Je reste sans mot devant cet argument imparable.
-Aki pensait que c'était quelque chose de bien trop grave pour que rien ne soit fait, et, évidemment, après avoir entendu cela... j'aurais pu aller tuer cet homme moi même si Aki ne m'en avait pas empêchée. Elle voulait faire comme pour Cavendish. Construire un dossier et déposer une plainte, afin de te libérer de tes chaînes de peur.
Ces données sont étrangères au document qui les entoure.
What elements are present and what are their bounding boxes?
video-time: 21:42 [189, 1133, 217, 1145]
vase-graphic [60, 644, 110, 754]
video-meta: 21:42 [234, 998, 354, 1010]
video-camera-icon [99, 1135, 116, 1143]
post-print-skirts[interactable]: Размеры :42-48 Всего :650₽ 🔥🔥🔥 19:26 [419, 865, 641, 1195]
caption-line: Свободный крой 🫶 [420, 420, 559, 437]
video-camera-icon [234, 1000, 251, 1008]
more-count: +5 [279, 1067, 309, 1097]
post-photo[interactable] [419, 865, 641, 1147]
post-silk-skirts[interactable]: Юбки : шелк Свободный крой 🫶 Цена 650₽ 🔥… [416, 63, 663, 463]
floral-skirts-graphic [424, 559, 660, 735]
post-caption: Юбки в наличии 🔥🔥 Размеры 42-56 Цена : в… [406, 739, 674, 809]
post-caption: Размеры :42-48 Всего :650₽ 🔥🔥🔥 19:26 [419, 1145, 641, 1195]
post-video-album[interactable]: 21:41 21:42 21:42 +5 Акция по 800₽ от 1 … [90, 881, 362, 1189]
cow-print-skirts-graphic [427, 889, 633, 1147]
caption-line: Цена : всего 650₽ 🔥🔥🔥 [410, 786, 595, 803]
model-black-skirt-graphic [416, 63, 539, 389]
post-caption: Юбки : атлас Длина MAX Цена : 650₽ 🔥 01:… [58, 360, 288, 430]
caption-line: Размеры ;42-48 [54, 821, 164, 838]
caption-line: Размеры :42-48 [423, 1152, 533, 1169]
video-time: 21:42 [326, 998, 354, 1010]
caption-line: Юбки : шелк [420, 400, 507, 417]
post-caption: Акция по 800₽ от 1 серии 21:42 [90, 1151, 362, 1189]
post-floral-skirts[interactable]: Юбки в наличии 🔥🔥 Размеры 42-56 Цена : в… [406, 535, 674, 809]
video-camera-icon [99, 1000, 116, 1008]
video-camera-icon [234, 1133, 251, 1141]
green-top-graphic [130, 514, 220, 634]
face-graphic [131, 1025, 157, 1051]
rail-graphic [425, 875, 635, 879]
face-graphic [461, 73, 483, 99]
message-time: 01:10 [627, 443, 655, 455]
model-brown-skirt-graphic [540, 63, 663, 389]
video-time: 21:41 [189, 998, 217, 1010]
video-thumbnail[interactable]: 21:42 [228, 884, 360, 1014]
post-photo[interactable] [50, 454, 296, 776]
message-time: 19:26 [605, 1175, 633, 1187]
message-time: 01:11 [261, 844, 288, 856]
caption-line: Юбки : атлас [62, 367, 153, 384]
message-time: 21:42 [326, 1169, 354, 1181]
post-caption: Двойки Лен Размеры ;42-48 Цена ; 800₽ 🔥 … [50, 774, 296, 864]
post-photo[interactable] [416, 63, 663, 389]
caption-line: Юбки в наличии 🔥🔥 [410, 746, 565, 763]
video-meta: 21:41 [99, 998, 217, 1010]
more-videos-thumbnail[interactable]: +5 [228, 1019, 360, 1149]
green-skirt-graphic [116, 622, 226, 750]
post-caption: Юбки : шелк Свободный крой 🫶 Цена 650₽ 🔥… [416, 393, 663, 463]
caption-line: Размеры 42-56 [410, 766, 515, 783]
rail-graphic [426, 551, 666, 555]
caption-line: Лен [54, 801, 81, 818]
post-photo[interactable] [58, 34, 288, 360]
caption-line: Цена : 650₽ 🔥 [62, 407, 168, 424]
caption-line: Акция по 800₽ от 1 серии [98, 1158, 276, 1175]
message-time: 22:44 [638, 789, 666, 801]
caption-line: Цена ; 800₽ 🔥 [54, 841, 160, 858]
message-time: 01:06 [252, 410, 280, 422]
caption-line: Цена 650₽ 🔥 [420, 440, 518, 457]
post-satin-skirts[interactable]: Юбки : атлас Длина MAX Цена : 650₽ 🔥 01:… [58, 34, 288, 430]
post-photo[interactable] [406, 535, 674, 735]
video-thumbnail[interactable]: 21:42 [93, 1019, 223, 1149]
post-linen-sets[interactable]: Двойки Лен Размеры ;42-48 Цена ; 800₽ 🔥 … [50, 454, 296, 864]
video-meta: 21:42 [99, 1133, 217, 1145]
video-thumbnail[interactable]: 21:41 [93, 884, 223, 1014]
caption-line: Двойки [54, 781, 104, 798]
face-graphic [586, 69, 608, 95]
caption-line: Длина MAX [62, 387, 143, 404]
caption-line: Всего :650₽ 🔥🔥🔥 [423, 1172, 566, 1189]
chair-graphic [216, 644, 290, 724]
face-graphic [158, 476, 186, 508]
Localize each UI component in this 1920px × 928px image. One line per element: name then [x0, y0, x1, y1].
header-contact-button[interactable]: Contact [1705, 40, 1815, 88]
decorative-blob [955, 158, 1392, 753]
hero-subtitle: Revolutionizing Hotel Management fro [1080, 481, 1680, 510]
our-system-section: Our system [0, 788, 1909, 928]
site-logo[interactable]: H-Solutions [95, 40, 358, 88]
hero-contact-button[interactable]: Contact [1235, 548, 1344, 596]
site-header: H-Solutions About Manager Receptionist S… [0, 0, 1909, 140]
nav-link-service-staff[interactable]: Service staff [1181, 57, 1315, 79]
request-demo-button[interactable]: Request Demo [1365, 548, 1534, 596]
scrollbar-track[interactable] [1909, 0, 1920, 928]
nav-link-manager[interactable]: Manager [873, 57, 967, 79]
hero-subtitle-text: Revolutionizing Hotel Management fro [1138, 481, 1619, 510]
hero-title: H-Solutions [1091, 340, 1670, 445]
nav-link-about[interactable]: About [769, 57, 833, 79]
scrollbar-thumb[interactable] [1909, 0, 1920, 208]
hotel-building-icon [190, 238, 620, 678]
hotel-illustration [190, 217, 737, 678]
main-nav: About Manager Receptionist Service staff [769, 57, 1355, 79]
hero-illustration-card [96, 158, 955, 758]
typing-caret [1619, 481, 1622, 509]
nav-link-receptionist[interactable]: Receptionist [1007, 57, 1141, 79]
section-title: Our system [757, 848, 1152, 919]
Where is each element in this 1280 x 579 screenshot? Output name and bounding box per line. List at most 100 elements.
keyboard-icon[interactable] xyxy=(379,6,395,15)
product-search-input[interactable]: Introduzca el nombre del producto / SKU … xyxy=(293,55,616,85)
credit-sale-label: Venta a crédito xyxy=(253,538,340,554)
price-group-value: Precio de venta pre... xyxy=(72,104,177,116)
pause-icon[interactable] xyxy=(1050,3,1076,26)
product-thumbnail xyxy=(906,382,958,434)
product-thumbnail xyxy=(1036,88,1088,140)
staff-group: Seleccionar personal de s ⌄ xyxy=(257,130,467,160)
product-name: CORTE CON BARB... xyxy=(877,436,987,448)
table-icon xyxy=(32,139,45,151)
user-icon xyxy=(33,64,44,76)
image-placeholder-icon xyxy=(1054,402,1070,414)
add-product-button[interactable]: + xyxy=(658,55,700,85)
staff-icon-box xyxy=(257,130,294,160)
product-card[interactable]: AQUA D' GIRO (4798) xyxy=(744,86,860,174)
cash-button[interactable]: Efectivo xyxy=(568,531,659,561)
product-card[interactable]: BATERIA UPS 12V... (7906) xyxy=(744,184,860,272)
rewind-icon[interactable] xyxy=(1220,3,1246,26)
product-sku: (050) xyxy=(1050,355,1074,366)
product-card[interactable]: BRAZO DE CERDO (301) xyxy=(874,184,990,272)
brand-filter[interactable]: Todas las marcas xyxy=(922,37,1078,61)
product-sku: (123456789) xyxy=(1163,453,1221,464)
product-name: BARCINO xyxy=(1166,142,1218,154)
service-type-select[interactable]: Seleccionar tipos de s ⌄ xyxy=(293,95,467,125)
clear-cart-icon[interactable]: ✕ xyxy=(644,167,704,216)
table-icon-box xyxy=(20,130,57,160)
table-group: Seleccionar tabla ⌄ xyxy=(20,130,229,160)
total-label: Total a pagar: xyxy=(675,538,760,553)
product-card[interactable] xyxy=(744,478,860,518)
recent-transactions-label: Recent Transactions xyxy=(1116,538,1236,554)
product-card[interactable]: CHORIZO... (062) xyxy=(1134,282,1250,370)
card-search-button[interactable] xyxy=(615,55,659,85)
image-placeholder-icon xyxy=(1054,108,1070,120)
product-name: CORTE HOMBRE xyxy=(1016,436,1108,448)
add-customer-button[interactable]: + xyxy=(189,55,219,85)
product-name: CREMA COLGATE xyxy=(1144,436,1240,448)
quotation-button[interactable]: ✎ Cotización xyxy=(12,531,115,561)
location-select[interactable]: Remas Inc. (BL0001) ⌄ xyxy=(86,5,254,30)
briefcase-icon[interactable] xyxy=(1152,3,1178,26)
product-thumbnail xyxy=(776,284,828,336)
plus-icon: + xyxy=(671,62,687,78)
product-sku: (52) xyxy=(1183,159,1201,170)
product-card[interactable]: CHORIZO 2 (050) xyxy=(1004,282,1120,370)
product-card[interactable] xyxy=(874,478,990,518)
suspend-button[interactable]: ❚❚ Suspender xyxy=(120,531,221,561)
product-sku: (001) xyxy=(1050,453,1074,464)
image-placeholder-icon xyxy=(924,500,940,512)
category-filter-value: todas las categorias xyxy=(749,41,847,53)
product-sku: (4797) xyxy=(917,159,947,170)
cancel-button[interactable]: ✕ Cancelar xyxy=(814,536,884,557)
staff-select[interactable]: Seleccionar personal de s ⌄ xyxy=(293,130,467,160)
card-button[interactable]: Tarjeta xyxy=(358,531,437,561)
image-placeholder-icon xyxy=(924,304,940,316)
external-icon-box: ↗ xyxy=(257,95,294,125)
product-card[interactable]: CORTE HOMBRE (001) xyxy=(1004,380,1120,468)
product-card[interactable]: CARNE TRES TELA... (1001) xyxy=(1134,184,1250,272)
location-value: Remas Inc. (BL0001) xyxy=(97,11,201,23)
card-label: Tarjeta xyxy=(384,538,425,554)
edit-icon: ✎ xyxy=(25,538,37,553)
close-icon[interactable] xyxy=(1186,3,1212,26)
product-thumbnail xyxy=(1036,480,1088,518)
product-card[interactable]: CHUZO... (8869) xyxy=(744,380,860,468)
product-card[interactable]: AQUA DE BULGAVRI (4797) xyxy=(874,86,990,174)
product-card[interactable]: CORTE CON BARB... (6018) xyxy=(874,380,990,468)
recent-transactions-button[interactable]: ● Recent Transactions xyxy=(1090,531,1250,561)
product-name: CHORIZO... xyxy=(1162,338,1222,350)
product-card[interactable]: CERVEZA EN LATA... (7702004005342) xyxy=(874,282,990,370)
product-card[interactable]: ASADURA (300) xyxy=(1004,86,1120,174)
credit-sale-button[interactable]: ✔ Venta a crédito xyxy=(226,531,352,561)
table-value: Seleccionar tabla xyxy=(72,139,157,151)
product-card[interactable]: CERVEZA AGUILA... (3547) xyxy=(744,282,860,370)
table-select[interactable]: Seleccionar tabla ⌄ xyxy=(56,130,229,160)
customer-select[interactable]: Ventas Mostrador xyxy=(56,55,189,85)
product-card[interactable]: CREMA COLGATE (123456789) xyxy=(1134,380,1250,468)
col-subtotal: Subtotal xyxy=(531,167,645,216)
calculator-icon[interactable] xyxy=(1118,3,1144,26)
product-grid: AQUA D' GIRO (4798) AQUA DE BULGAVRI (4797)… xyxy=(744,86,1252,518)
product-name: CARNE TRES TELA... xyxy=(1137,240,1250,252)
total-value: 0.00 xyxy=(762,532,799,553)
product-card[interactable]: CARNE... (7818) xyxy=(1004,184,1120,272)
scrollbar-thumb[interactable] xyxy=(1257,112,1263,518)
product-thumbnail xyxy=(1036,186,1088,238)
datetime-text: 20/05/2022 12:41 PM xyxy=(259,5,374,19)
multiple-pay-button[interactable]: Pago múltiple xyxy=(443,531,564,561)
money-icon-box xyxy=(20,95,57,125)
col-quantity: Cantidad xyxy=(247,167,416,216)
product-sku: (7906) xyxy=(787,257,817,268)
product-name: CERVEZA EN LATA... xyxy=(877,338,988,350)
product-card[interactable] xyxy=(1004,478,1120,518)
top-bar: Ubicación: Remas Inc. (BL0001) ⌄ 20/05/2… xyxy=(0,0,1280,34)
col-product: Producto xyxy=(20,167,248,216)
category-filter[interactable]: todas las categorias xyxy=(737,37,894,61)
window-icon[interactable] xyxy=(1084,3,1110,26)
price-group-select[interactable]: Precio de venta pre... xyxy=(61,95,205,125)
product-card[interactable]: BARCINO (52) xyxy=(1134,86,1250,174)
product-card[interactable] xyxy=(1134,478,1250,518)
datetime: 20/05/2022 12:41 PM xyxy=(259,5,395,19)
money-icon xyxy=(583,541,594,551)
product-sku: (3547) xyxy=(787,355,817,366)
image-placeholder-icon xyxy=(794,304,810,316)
Un sourire apparaît sur mes lèvres. Finalement, Aki a tout autant fait des cachotteries que moi. Chacune en train d'œuvrer dans le secret pour le bonheur de l'autre, sans être au courant que l'autre en fait autant... quelle belle ironie.
-Hier matin, Aki a remarqué que tu étais partie en précipitation au petit matin, sans ton téléphone mais en emportant le sien. Elle a tout de suite craint le pire, mais sa sœur lui a révélé que tu étais partie très agitée après avoir reçu un coup de téléphone. Sans attendre, Aki a contacté Elodie, qui savait où habitait Robin et lui a tout révélé sur lui et Nami, ainsi que votre... confrontation de la veille.
Je sens son regard inquisiteur se poser sur moi et détourne les yeux. Mince... si même Elo commence à me balancer...
-C'était une idée stupide! Lance-t-elle, et sa voix claque comme un fouet. Mais après tout ce que tu as dû traverser hier, continue-t-elle sur un ton plus morne, je suppose que c'est stupide de ma part de le mentionner. Tu as fait ce qui te semblait bon, mais... trop impulsivement, comme toujours.
-Maman, dis-je, je...
-Je suis désolée, Jade.
-Euh... pour quelle raison? T'as fait quoi encore ?
Un petit rire la secoue alors qu'elle ferme les yeux comme pour rassembler ses pensées. Quand elle les rouvre, ils sont emprunts d'un douceur que je ne me souviens pas lui avoir déjà vu.
-Veux-tu bien que nous arrêtions cette petite guerre le temps d'une discussion, Jade?
Je hoche la tête lentement, sans quitter ses yeux du regard un seul instant, probablement de peur de voir cette lueur si rare disparaître à jamais.
-Je m'excuse pour... beaucoup de choses, Jade. En tant que mère, principalement. Je sais que je n'ai pas... vraiment... été une mère exemplaire pour toi.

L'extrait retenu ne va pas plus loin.